I Ignorance is dangerous for you.
i1. Protect yourself with knowledge.
i2. Protect democracy from concentrated power.
i3. Develop your own writing and thinking skills.

i4. Enjoy yourself by knowing the "rules of the game."


i1. Protect yourself with knowledge.

Why analyze ads? Who cares? Why spend time thinking about persuasion?

Self-protection is just common sense when you think of the great number of commercial persuaders all trying to get you to buy their product, and political persuaders all trying to get you to buy their policy.

Your time and your money are limited.

In a free society, ideally, you are free to choose any product to buy, and to believe anything you want.

But, genuine free choice is informed choice.

You need to know the common strategy and tactics used by all persuaders.

You need to know the predictable patterns how people intensify the "good."

You need to know the predictable patterns how people downplay the "bad."

You need to develop a "healthy skepticism" -- a moderate position -- avoiding the extremes of being gullible (believing everything) or being cynical (believing nothing).

See also: Why Analyze Ads? and "H" - Harmful Effects


i2. Protect democracy from concentrated power.

As a democratic society, we need to counter-balance any concentration of power.

The Constitution of the United States of America was the end product of a long debate (seen, for example, in the "Federalist Papers") in which a set of "checks and balances" was created to avoid putting too much power into one part of the system.

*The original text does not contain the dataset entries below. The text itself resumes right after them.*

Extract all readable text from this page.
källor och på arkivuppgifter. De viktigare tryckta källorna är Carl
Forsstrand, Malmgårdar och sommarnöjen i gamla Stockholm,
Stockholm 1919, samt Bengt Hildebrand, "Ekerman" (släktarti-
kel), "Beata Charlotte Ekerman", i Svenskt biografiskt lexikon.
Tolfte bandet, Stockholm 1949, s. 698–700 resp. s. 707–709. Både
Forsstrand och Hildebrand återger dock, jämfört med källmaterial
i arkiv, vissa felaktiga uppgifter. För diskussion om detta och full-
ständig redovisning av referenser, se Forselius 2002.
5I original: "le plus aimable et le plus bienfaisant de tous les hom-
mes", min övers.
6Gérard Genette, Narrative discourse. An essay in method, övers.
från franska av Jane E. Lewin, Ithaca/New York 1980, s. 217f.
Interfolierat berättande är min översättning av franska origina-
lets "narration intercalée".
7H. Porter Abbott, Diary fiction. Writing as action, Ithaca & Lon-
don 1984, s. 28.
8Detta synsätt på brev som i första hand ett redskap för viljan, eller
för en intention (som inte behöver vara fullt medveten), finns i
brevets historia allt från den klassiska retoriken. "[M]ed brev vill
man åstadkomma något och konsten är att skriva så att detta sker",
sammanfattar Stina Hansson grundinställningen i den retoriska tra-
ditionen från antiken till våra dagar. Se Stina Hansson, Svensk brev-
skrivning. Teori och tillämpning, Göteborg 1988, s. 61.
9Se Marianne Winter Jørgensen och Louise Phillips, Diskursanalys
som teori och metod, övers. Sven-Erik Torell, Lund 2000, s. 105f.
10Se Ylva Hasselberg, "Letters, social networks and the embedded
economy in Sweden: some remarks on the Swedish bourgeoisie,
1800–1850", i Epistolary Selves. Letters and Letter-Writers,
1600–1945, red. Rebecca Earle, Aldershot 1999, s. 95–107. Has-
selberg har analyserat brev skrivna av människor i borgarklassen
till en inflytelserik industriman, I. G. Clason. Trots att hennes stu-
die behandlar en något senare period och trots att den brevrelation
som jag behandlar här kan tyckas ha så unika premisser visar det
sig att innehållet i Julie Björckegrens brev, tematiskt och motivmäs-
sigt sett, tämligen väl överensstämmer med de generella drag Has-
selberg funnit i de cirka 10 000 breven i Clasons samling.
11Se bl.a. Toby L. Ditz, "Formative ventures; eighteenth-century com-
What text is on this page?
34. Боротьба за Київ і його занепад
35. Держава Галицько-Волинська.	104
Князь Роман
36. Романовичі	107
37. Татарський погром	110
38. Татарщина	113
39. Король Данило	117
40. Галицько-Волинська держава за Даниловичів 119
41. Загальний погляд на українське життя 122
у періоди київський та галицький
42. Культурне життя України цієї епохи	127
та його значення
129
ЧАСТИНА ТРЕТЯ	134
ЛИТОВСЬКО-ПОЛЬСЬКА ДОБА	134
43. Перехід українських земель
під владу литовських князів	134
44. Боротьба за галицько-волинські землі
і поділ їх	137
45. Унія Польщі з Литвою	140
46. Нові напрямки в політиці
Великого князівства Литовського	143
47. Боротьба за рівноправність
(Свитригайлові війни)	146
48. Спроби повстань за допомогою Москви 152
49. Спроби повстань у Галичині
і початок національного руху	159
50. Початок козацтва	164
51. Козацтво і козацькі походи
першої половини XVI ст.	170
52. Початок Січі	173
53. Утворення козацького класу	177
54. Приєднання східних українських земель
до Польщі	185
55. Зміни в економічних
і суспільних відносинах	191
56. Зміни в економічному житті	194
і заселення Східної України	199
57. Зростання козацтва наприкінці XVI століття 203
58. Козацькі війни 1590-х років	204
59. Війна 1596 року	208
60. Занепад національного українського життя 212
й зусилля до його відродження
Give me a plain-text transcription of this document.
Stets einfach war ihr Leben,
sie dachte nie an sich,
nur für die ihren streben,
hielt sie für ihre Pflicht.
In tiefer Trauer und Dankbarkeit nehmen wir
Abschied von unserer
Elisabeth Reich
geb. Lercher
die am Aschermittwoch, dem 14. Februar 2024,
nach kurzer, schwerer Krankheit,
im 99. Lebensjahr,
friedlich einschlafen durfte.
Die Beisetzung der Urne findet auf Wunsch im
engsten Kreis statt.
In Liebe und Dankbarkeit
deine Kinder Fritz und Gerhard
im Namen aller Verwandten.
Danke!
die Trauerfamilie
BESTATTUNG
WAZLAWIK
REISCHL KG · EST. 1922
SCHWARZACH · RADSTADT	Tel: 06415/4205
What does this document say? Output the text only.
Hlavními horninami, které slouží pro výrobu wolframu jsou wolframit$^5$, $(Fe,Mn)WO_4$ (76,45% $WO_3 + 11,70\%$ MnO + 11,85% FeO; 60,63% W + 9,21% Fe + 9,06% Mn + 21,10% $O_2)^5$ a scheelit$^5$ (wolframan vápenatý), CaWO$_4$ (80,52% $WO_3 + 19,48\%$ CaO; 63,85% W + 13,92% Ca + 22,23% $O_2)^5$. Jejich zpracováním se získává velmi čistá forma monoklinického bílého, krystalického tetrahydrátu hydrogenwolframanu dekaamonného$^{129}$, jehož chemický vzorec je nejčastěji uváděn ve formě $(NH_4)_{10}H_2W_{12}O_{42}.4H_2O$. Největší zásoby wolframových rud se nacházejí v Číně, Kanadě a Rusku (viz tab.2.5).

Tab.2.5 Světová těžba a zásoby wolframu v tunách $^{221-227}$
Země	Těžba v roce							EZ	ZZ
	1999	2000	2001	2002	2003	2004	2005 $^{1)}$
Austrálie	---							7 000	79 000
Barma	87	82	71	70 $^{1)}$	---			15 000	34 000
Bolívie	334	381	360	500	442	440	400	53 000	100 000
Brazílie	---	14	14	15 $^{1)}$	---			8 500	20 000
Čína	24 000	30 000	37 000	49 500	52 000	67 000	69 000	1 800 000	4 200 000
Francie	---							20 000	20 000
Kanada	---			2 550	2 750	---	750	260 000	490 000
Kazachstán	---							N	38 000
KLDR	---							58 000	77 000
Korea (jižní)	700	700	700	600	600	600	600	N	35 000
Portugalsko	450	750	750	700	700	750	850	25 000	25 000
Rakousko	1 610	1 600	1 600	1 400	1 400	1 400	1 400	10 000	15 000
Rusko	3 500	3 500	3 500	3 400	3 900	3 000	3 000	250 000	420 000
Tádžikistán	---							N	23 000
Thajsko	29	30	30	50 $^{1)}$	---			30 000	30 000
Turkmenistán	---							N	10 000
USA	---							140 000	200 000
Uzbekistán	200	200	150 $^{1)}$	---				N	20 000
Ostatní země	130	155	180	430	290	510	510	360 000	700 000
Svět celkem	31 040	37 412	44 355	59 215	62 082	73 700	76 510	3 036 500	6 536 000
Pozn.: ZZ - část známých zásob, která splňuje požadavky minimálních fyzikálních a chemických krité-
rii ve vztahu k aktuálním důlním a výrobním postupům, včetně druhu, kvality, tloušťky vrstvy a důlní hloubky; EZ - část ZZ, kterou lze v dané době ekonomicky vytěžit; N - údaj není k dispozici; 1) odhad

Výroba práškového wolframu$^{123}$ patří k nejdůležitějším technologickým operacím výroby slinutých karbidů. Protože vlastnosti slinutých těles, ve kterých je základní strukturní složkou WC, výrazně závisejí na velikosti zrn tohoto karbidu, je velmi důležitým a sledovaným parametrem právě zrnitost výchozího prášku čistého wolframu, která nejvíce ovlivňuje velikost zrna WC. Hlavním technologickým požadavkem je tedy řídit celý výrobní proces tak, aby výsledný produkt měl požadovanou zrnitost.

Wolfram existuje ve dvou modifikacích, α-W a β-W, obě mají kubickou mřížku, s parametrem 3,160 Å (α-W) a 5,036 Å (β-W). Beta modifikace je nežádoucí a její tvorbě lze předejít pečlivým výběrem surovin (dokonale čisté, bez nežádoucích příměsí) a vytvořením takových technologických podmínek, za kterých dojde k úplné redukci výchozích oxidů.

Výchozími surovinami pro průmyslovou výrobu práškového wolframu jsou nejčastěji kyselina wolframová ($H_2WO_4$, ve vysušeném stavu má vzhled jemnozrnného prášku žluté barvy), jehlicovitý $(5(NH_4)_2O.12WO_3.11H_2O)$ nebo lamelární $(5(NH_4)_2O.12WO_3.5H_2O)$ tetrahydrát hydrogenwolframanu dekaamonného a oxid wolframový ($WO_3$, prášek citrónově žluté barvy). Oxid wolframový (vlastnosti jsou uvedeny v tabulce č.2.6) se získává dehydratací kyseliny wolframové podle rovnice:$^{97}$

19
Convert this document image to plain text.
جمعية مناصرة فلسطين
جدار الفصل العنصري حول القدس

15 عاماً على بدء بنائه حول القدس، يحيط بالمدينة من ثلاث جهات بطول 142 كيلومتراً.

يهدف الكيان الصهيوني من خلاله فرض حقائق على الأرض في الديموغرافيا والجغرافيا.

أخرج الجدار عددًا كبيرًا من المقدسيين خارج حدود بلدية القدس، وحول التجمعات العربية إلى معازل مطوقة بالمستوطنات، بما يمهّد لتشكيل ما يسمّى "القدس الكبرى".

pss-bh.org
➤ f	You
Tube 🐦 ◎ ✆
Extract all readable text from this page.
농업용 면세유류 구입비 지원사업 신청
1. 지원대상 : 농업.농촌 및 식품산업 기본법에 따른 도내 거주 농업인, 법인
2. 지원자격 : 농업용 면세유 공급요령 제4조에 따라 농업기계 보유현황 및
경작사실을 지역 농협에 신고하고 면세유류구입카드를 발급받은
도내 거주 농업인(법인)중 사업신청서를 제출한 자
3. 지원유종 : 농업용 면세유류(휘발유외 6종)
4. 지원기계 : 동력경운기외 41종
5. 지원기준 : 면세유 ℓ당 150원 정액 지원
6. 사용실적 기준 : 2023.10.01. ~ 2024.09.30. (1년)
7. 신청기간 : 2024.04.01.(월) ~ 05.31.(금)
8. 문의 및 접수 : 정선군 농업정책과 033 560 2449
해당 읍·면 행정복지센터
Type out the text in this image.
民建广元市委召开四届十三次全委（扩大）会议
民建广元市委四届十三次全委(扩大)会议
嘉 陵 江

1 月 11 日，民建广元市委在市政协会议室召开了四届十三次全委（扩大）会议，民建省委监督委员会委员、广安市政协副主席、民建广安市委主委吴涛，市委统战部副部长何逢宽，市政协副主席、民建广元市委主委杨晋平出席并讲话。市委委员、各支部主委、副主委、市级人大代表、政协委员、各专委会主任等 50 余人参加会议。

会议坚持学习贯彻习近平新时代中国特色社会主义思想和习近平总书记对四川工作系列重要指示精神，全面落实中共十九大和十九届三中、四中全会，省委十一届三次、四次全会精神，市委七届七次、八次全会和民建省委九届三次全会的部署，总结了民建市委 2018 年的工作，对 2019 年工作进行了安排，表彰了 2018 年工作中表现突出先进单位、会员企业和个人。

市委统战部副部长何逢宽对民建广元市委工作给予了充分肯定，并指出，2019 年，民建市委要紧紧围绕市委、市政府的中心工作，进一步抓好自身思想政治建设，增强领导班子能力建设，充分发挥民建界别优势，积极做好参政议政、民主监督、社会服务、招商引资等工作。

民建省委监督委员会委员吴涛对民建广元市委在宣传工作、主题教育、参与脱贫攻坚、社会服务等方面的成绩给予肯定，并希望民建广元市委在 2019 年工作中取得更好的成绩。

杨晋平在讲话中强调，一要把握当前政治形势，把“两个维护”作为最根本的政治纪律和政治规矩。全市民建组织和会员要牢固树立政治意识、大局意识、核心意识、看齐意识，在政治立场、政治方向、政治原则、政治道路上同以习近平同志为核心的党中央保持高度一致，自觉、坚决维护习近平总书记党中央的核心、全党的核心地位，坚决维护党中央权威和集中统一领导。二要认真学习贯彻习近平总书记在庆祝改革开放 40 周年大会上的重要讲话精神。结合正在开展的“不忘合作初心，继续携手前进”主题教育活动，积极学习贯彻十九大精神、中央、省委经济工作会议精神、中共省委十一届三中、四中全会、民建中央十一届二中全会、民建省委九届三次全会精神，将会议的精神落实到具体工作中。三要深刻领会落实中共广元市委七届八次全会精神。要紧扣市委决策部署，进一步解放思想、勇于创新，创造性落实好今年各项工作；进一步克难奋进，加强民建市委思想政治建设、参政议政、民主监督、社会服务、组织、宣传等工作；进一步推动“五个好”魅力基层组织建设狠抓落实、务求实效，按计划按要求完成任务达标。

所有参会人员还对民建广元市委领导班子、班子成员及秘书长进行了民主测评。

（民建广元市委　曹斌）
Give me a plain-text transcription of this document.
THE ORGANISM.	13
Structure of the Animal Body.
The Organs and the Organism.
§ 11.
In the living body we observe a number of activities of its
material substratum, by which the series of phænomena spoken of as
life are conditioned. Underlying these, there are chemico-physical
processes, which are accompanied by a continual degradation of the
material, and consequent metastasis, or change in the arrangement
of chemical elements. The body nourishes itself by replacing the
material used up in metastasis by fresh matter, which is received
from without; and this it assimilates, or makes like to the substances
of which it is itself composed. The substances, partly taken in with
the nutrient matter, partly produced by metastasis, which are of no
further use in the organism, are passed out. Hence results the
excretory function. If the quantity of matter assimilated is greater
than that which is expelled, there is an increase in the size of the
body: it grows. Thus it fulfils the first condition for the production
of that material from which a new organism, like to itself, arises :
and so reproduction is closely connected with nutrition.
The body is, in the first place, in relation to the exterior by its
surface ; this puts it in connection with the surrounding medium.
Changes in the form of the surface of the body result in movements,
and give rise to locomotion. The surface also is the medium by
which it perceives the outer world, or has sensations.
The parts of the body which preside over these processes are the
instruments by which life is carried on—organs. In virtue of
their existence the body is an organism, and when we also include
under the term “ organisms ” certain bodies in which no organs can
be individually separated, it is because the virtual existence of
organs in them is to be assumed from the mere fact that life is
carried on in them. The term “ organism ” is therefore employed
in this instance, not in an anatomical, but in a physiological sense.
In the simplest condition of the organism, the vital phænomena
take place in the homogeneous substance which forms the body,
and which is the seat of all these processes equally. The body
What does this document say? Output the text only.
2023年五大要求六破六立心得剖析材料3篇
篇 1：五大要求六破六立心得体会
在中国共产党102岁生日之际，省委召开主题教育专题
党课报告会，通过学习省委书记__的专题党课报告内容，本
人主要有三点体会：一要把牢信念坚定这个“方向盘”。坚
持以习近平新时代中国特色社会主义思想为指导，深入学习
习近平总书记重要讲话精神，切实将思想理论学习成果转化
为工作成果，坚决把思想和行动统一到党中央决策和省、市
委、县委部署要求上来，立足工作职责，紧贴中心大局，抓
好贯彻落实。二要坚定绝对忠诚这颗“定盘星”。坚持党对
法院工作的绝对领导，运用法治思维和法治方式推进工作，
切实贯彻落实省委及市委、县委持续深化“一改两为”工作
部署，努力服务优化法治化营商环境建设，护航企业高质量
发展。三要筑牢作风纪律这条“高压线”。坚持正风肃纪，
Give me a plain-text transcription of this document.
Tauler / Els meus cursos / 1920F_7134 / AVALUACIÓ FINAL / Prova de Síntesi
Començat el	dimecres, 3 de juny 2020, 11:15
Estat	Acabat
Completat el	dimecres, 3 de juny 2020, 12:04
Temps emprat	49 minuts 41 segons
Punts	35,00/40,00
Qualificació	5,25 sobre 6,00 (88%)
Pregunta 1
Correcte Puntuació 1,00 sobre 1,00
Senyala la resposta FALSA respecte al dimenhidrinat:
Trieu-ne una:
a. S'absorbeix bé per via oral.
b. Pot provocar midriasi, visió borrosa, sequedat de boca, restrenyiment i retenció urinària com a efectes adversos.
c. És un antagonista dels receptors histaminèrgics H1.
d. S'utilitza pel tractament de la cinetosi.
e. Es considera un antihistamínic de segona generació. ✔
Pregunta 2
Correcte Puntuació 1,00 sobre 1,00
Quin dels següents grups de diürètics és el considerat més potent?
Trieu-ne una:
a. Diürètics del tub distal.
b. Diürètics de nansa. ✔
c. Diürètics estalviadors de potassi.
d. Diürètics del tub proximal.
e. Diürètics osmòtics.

Furthermore, the Bill of Rights was added to the Constitution to protect citizens from abuses by their own government. The 1st Amendment, for example, defended a "free press" (often, the critics and watchdogs of an Administration) and to protect the "free speech" of all citizens who might dissent or disagree with an Administration's policy.

Alas, currently, American schools are not doing a good job explaining the importance of the 1st Amendment, free speech, and a free press. In 2005, for example, a major survey of 112,000 students (grades 9-12) reveal "basic misconceptions and a disheartening lack of interest" about our key freedoms: "For instance, 75 percent of students think flag burning is against the law (it's not); and 49 percent say the government can legally restrict indecent material on the Internet (it can't). Add to that the students' surprisingly restrictive view of First Amendment freedoms -- more than one third think the Amendment goes too far in the rights it guarantees; and only 51 percent think newspapers should be allowed to publish stories without government approval -- and the land of the free starts to sound like another country."

In general, the young receivers of persuasive messages in our society aren't very well prepared.

Furthermore, the senders of persuasive messages are growing in power, because of media concentration in the hands of a few. In the USA, for example, the mass media (TV, radio, newspapers) is concentrated in the hands of a powerful few: five major media corporations (and their "family of companies") which determine what most people get to see, hear, and read; and four huge publishing corporations (McGraw Hill, Reed Elsevier, Vivendi, Pearson) in the educational textbook industry which dominate what students read in their texts. (At what point does "education" become "indoctrination"?) There's a growing imbalance between the few and the many.
This trend of media concentration needs to be watched carefully by all citizens.

In Lord Acton's famous warning: "Power corrupts. Absolute power corrupts absolutely."

See also: Why Analyze Political Rhetoric?


"I know of no safe depository of the ultimate powers of the society but the people themselves; and if we think them not enlightened enough to exercise their control with a wholesome discretion, the remedy is not to take it from them, but to inform their discretion by education." -- Thomas Jefferson
i3. Develop your own writing and thinking skills.

Skills Transfer.

Analysis (the taking-apart process) is the counterpart of composition (the putting-together process).

The more alert you become analyzing how other writers -- such as the skilled persuaders who put together ads -- the more able you can become in your own skills of composition. You'll pay more attention to strategy, structure, audience, and choice of words.

Are ads worth all of this attention? Perhaps not. But, your mind is.

If you can better learn how to analyze things, to recognize patterns, to sort out incoming information, to see the parts, the processes, the structure, the relationships within things so common in our everyday environment, then it's worth your effort.

After all, you'll continue to see thousands of ads in the future. If you can use them to your own advantage, to help you become a better analyst and a better composer, then it's worth your time and attention.

Advanced Students -- See the parallel pages in: A Companion to Composition


i4. Enjoy yourself by knowing the "rules of the game."

There is a joy in learning new things and a delight of seeing old familiar things in new ways.

The more you know about how anything works, the better able you are to recognize good work and bad.

Sports fans, for example, who know the complexity of a difficult play can really appreciate the flow of a good basketball team, or the grace and elegance of a double play in baseball.

That enjoyment also goes to people who know the predictable patterns and the "rules of the game" -- in composing the structure of a sonnet or of a sermon ... or an ad.